Current: Force the resizing process even if the dimensions remain unchanged and ``src_width`` or ``src_top``
are zero. Useful to intentionally prevent sudden visual differences that might occur if resizing
is unexpectedly skipped.

* 0 - return unchanged if no resize needed
* 1 - force H - Horizontal resizing phase
* 2 - force V - Vertical resizing phase

Better text: Force the resizing or convolution with resize kernel (filtering) process even if the dimensions remain unchanged and ``src_width`` or ``src_top``
are zero. Useful to intentionally prevent sudden visual differences that might occur if resizing
is unexpectedly skipped or if convolution only (filtering) without resize is required.

* 0 - return unchanged if no resize needed
* 1 - force H - Horizontal resizing or convolution (filtering) phase
* 2 - force V - Vertical resizing or convolution (filtering) phase

For GaussResize p :
"original equation is s = sqrt(-ln(0.01)/(param*ln(b))"

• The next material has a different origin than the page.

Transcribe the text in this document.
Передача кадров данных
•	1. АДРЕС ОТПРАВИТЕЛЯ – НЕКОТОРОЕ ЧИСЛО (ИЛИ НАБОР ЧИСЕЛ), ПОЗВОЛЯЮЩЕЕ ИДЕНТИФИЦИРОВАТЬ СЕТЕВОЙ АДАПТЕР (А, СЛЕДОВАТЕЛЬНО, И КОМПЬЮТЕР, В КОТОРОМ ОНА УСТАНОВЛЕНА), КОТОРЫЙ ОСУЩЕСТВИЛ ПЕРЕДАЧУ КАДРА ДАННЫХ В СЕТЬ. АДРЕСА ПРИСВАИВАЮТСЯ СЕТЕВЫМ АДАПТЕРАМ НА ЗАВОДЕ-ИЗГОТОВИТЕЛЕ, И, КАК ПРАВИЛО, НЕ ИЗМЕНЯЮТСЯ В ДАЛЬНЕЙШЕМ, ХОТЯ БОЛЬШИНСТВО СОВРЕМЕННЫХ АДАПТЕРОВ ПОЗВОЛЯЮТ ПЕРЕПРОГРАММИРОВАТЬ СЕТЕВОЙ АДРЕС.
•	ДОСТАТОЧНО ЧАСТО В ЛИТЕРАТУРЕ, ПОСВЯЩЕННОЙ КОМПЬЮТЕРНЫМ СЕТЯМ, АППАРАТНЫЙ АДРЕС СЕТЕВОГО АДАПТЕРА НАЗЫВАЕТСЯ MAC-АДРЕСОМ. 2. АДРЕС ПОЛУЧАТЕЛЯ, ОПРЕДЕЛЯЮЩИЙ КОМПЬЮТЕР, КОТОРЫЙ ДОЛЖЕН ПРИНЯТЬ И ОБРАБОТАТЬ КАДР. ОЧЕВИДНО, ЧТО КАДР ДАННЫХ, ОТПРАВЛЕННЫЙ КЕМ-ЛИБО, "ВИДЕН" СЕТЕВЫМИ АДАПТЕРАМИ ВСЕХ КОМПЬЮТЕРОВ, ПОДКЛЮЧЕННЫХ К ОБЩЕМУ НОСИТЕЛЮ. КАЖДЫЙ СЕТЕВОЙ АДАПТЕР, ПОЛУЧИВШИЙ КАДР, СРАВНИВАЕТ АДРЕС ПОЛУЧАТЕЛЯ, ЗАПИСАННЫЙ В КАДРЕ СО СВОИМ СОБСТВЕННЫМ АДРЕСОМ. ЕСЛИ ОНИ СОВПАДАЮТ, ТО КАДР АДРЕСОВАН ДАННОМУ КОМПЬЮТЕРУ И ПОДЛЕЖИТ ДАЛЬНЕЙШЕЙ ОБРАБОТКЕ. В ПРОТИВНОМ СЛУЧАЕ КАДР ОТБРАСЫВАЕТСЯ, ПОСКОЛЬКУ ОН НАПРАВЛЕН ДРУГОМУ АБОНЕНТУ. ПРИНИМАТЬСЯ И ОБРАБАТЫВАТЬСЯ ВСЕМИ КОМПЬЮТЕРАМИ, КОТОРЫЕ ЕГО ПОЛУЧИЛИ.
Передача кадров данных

p-param passed to GaussResize is internally scaled by 0.1 (old AVS arguments were integers only ?). So from user's view original equation is s = sqrt(-ln(0.01)/((p-param * 0.1)*ln(b))

Also in "as s = sqrt(4.6 / ((param * 0.1) * log(b)))" - log(b) in C-library is log based e-number (natural). So for less messy description may be better to write as 's = sqrt(4.6 / ((p * 0.1) * ln(b)))' . Where ln(b) is more universal math equation for natural logarithm. And 'p' and 'b' are directly entered by user params values.

For GaussResize b :
b: Controls the blurring. Valid range: 1.5 to 3.5.

Better text:
b: Controls the blurring. Valid range: 1.5 to 3.5. Filter kernel is b^(-p*0.1*(x^2)) . Default b is 2.0 to be compatible with pre-3.7.4 use cases. If high precision Gauss kernel is required (for example for filtering applications) it is recommended to use the base of the natural logarithm 2.71828.